恐る恐るドアを開けると、そこに立っていたのは真由美だった。
「真由美ちゃん!?」
「こんばんは。お元気でしたか・・・・・」
「えっ・・・・・うん。今日、会社に刑事さんが来たけど、何かお姉ちゃんが大変なことに・・・・・」
「そうなんです。その件で刑事さんから連絡があって、お姉ちゃんに来たメールのアドレスは神野さんのものだって・・・・・」
「僕じゃないんだ」
「やっぱり違うんですね?」
「僕のアドレスを誰かが勝手に利用したんだ」
「私も神野さんがあんなことをする人だと思っていません。

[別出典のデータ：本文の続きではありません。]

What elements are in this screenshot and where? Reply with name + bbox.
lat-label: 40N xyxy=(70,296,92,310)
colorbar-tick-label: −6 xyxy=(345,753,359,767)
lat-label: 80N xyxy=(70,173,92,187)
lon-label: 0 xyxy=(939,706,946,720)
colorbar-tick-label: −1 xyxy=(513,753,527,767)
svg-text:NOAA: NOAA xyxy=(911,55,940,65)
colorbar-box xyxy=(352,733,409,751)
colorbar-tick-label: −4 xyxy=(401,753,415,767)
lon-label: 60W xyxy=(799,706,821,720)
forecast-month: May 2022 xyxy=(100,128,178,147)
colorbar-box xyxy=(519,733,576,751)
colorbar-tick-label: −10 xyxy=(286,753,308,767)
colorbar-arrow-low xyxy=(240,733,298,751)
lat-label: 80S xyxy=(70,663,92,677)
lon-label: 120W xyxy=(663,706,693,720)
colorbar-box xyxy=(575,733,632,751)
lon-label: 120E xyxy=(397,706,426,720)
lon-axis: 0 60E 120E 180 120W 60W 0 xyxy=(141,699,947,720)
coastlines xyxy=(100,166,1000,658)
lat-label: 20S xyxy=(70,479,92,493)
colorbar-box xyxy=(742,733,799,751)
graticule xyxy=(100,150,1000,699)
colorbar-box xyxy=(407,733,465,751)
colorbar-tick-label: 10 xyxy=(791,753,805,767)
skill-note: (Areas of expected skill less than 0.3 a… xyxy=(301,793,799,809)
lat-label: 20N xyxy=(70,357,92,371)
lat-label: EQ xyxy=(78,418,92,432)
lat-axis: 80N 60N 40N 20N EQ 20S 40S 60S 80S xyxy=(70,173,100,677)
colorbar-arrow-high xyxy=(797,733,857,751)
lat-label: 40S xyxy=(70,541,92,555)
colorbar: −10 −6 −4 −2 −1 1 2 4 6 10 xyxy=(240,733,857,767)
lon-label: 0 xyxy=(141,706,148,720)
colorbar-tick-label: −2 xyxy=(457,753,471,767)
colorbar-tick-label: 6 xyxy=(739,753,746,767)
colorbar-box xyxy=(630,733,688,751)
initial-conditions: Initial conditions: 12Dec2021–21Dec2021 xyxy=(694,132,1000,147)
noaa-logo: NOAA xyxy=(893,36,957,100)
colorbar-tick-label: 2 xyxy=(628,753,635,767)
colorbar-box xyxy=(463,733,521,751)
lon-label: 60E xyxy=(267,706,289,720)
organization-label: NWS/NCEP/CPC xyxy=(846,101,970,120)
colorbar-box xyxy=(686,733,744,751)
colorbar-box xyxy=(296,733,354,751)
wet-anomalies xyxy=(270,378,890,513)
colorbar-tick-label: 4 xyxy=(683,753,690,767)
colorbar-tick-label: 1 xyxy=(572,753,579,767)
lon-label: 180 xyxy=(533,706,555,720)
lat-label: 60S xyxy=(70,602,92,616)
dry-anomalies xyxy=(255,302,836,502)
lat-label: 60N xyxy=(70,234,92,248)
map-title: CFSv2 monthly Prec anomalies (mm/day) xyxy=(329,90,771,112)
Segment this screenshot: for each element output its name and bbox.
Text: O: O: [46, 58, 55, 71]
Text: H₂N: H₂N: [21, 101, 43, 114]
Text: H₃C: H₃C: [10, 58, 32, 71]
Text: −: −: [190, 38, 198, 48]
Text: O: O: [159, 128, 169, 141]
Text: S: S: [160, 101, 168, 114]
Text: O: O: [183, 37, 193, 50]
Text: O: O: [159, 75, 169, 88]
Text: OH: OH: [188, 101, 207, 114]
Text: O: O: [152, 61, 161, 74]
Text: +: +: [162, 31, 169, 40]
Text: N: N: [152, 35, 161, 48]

ただ、刑事さんにいろいろ神野さんのことを聞かれて、心配になって・・・・・・」
「ありがとう。でも、僕も調べてみるから、今日のところは帰ってくれないか」
「でも・・・・・」
心配して知らせにきてくれた真由美に悪いと思いながらも、強引にドアを閉めた。
(今はそれどころではない。警察にも疑われ、しかも指が・・・・・)
神野は必死に恐怖をおさえながら、もう一度、部屋に戻り、床に転がった指を見てみた。爪に真っ赤なマニュキュアが塗ってある。
「間違いない。梨花の指だ・・・・・」
いつも梨花は、大好きな赤いマニュキュアを使っていたのだ。